Если вечером стать посреди двора, то увидишь на небе краюшку луны. Случалось видеть и полную луну, когда она огненным колобом выкатывалась из-за Давиневой горки. С южной и северной стороны горизонт скрывали крыши построек.
А если в тихий вечер встанешь посреди двора лицом к востоку и громко крикнешь, то услышишь шестикратное эхо, шесть приглушенных откликов. Первым откликалось Хорьковое болото, потом Кикеров ельник, за ним Делянка, Ритеский лес и еще, еще…

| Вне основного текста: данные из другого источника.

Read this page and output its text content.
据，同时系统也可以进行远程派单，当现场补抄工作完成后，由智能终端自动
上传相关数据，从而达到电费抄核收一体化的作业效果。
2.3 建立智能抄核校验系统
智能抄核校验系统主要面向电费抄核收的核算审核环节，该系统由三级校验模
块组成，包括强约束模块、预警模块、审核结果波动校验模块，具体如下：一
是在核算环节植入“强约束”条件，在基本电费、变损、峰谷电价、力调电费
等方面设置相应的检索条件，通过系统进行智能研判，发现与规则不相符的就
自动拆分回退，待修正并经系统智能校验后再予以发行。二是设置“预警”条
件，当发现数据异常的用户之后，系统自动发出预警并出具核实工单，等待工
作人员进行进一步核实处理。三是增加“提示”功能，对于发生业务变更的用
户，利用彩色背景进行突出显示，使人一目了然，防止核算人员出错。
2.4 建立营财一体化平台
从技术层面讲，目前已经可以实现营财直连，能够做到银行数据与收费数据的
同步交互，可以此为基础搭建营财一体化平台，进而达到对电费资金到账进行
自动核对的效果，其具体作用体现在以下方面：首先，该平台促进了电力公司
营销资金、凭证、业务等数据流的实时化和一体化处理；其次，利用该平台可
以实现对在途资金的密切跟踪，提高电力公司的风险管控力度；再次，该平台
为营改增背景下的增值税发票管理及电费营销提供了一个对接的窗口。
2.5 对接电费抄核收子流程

С запада эхо откликалось всего лишь раз: стена овина, точно молотом, отбивала каждое слово, каждый возглас. А бывали вечера, когда все рощицы, все леса будто накрывала крышка, и чудилось, что лишь ты один и слышишь свой голос.
Между избой и конюшней тянулся длинный штабель хвороста. Весной, когда на деревьях пробивалась листва, обрастал зеленью и хворост. Солнце высасывало из сухих веток последние, еще не застывшие навеки, капли земных соков.
Неподалеку на жирном перегное бывшей дровокольни разбили цветник. Никаких редкостных цветов в нем не было, но каждый был садовнице люб и дорог. Иные семена приносили издалека, а какой-нибудь клубень даже с литовской стороны. И когда в конце июня, к янову дню, наш садочек расцветал и поднимался вровень с невысокой изгородью, какая там была красота! Вкруг суковатых колышков вились бобы, на пышных темнолистых кустах георгинов уже виднелись бутоны, похожие на зеленые пуговицы. Тихонько покачивались высокие, в рост человека, мальвы; блекло-розовые, темно-красные, белые цветы взбирались все выше, выше, вслед за стеблем, и красовались до поздней осени, оставляя после себя будто маленькие круглые головки сыра — семена. Цвели у нас и маргаритки, и пижма, и ромашка, бархатцы, настурция, ноготки. В самом конце, у изгороди разросся куст божьего дерева и при каждом дуновении благоухал на весь двор.